India Gate -- Built as a memorial to commemorate the 70,000 India soldiers killed in World War I, India Gate was designed by Sir Edwin Lutyens and completed in 1931. Located on Rajpath, the road that leads to the magnificent Rashtrapati Bhawan, the gate is 160 feet high with an arch of 138 feet. Built from sandstone, the arch also houses the Eternal Flame, a gesture in memory of the Indian soldiers who laid their lives in the 1971 war with Pakistan. The India Gate today also houses the Indian Army's Tomb of the Unknown Soldier, the Amar Jawan Jyoti.

A Wonderful example of early Mughal Architecture, Humayun's Tomb was built by the wife of Humayun, Haji Begum in the mid 16th century. This red sand stone structure is considered to be the predecessor of the Taj Mahal. At Humayun's Tomb -- The Mughals brought with them a love for gardens, fountains and water. The first mature example of Mughal architecture in India, Humayun's Tomb was built by the emperor's grieving widow, Haji Begum, in 1565 AD. Designed by the Persian architect, Mirza Ghyas, Humayun's Tomb shows a marked shift from the Persian tradition of using coloured tiles for ornamentation. Located in the midst of a large square garden, screened by high walls, with gateways to the south and west, the tomb is a square tower surmounted by a magnificent marble dome. The dome stands 140 feet from the base of the terrace and is topped with a copper pinnacle. In addition to the remains of Humayun, the complex also houses the grave of many other distinguished members of the Mughal dynasty.
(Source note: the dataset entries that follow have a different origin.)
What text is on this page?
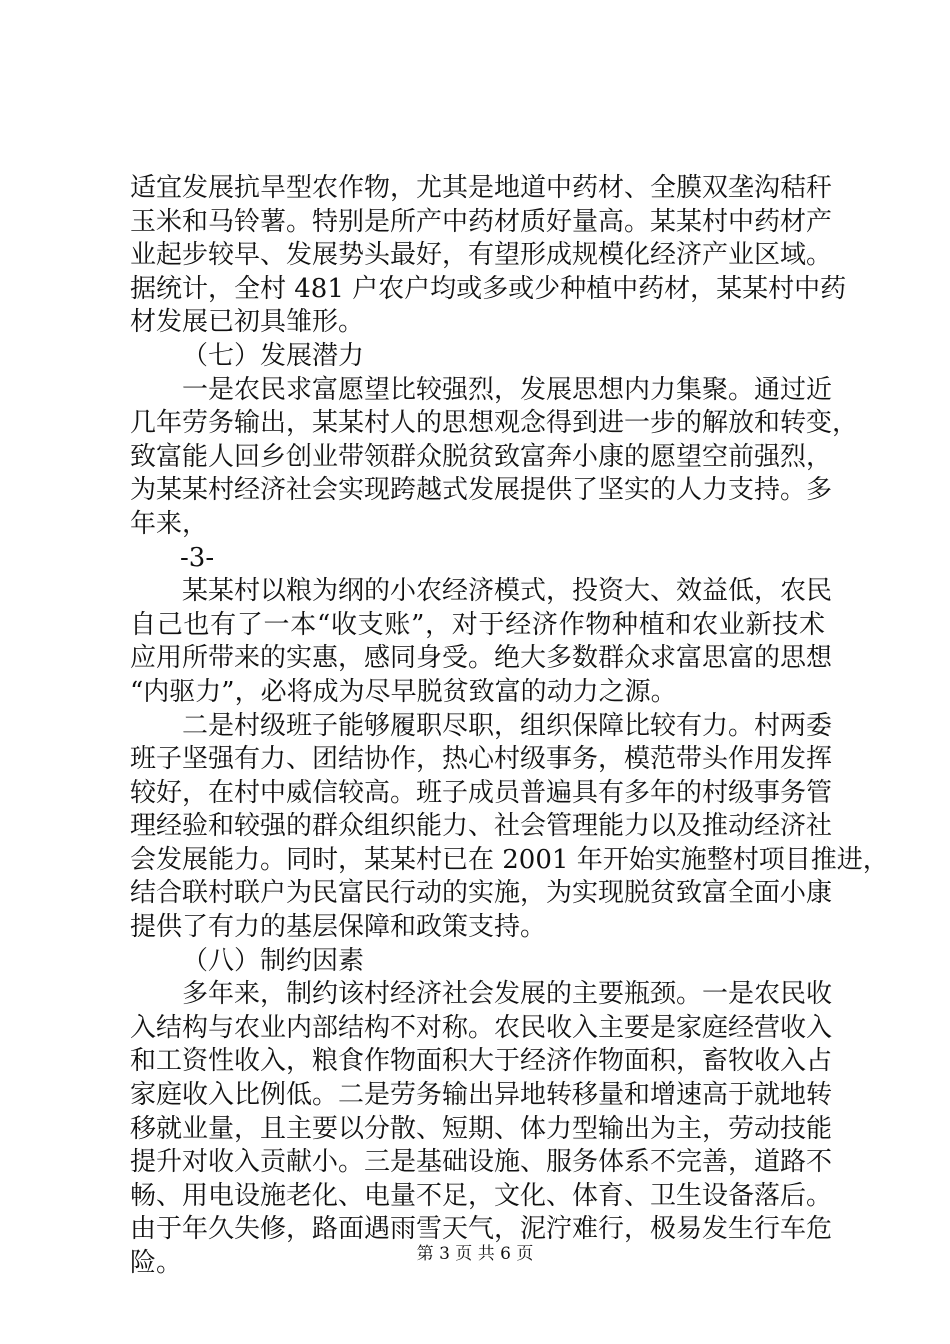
适宜发展抗旱型农作物，尤其是地道中药材、全膜双垄沟秸秆
玉米和马铃薯。特别是所产中药材质好量高。某某村中药材产
业起步较早、发展势头最好，有望形成规模化经济产业区域。
据统计，全村 481 户农户均或多或少种植中药材，某某村中药
材发展已初具雏形。
（七）发展潜力
一是农民求富愿望比较强烈，发展思想内力集聚。通过近
几年劳务输出，某某村人的思想观念得到进一步的解放和转变，
致富能人回乡创业带领群众脱贫致富奔小康的愿望空前强烈，
为某某村经济社会实现跨越式发展提供了坚实的人力支持。多
年来，
-3-
某某村以粮为纲的小农经济模式，投资大、效益低，农民
自己也有了一本“收支账”，对于经济作物种植和农业新技术
应用所带来的实惠，感同身受。绝大多数群众求富思富的思想
“内驱力”，必将成为尽早脱贫致富的动力之源。
二是村级班子能够履职尽职，组织保障比较有力。村两委
班子坚强有力、团结协作，热心村级事务，模范带头作用发挥
较好，在村中威信较高。班子成员普遍具有多年的村级事务管
理经验和较强的群众组织能力、社会管理能力以及推动经济社
会发展能力。同时，某某村已在 2001 年开始实施整村项目推进，
结合联村联户为民富民行动的实施，为实现脱贫致富全面小康
提供了有力的基层保障和政策支持。
（八）制约因素
多年来，制约该村经济社会发展的主要瓶颈。一是农民收
入结构与农业内部结构不对称。农民收入主要是家庭经营收入
和工资性收入，粮食作物面积大于经济作物面积，畜牧收入占
家庭收入比例低。二是劳务输出异地转移量和增速高于就地转
移就业量，且主要以分散、短期、体力型输出为主，劳动技能
提升对收入贡献小。三是基础设施、服务体系不完善，道路不
畅、用电设施老化、电量不足，文化、体育、卫生设备落后。
由于年久失修，路面遇雨雪天气，泥泞难行，极易发生行车危
险。	第 3 页 共 6 页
The origins of Qutab Minar are shrouded in controversy. Some believe it was erected as a tower of victory to signify the beginning of the Muslim rule in India. Others say it served as a minaret to the muezzins to call the faithful to prayer. No one can, however, dispute that the tower is not only one of the finest monuments in India, but also in the world. Qutab-ud-din Aibak, the first Muslim ruler of Delhi, commenced the construction of the Qutab Minar in 1200 AD, but could only finish the basement. His successor, Iltutmush, added three more stories, and in 1368, Firoz Shah Tughlak constructed the fifth and the last story.
There is also another one there that if built would have been twice as high…you can see the base of it and just imagine what it might have looked like. Lots of birds around this area as well as some great ancient architecture to look at.